To find the value of \( k \) given that \(\alpha\) and \(\frac{1}{\alpha}\) are the zeroes of the quadratic polynomial \(2x^2 - x + 8k\), follow these steps: 1. **Identify the coefficients**: The given quadratic polynomial is \(2x^2 - x + 8k\).
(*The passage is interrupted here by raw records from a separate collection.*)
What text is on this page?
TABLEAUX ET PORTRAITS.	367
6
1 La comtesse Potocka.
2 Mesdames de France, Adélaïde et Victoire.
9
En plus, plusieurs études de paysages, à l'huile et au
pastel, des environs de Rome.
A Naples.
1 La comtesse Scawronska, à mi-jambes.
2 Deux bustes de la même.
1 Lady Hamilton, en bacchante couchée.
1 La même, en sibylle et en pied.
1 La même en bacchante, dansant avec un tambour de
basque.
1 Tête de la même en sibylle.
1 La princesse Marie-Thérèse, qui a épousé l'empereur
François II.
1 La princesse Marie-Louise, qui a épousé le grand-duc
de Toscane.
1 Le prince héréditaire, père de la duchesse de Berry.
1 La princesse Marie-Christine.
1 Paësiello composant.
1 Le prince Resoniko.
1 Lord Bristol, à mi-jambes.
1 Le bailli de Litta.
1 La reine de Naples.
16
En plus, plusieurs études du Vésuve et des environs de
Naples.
Here, the coefficients are: \[ a = 2, \quad b = -1, \quad c = 8k \] 2. **Use the properties of zeroes**: For a quadratic polynomial \(ax^2 + bx + c\) with zeroes \(\alpha\) and \(\beta\), the sum and product of the zeroes are given by: \[ \alpha + \beta = -\frac{b}{a} \quad \text{and} \quad \alpha \beta = \frac{c}{a} \] Given the zeroes are \(\alpha\) and \(\frac{1}{\alpha}\), we can use these properties. 3. **Sum of the zeroes**: \[ \alpha + \frac{1}{\alpha} = -\frac{b}{a} = -\frac{-1}{2} = \frac{1}{2} \] 4. **Product of the zeroes**: \[ \alpha \cdot \frac{1}{\alpha} = \frac{c}{a} = \frac{8k}{2} = 4k \] Since \(\alpha \cdot \frac{1}{\alpha} = 1\), we have: \[ 1 = 4k \] 5. **Solve for \(k\)**: \[ 4k = 1 \implies k = \frac{1}{4} \] Thus, the value of \( k \) is \(\frac{1}{4}\).